Recently, as I was partaking of the sacrament, I was reminded that the word remission had a spiritual meaning as well as a physical one. Each Sunday as I partake of the sacrament, I am seeking for a remission of my sins. Both my spiritual healing and my physical healing are dependent upon the Atonement of Jesus Christ.

Spiritual remission can also indicate a temporary or permanent improvement. Only the Lord knows my heart and how sincerely I have repented.

 As I pondered this parallel, I realized again that the most important healing I desire is spiritual healing.  I want to be healed from my sins so that I am not only forgiven of my sins (justified) but purified from the effects of those sins (sanctified).

Elder D. Todd Christofferson, June 2001 Ensign

“To be sanctified through the blood of Christ is to become clean, pure, and holy. If justification removes the punishment for past sin, then sanctification removes the stain or effects of sin.”

I want to be healed from my cancer and live a long, healthy life. However, if I had to choose between being healed from cancer or being healed from my sins, I would choose the latter. Cancer only affects my physical body in this life. My resurrected body will be free of cancer. That is certain. Unrepented sins will affect my eternities.

 I am determined to spend whatever amount of time I have here in mortality repenting of my sins. I cannot control what happens to my physical body, but I can repent and claim the promise of eternity with God the Father, His Son, Jesus Christ and my family.

 I look forward to the day when I will fall on my knees and praise Jesus Christ for healing me both physically and spiritually and allowing me to experience eternal life.

From Paul:

Cycle 13 of 24

As of May 21, 2026, Doris is beginning cycle 13. All the indicators show success in her treatment. We also find that Doris’ strength is improving. Sometimes she feels enough improvement to tackle a little more than she should. Fortunately, she recovers after a rest, or at worst, by the next day. She continues to be able stay for the entire hour of sacrament meeting, and we even were able to attend the endowment at the temple two weeks ago. We are going to try that again this week. 

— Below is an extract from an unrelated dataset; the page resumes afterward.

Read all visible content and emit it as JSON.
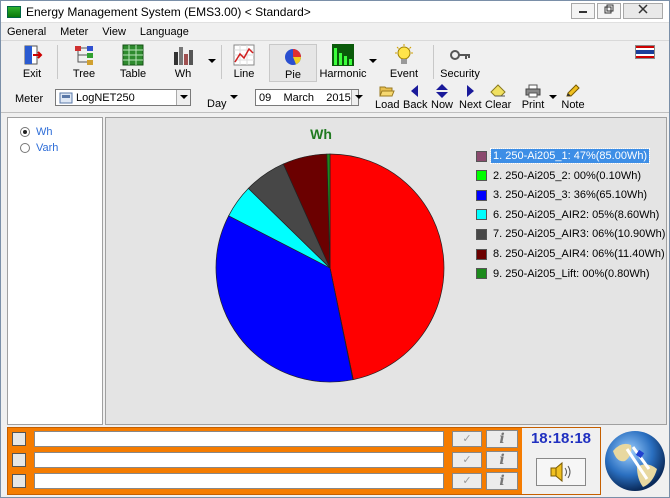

Her walking routine consists of walking around a mile. The actual distance varies but is generally between 0.9 and 1.4 miles four times a week. Her pace for walking those distances continues to improve.

Each day that passes is not without a reminder that we had expected to be in England. We have passed the year mark from when we were to report to the MTC. As we were talking today, we feel a sense of loss, and mourning. However, we trust that God has taken everything into account and that in His economy there will be nothing lost. At this point we are viewing things through that dark glass, because we don’t have a full understanding. 

We carry on in faith and strive to find joy with each day.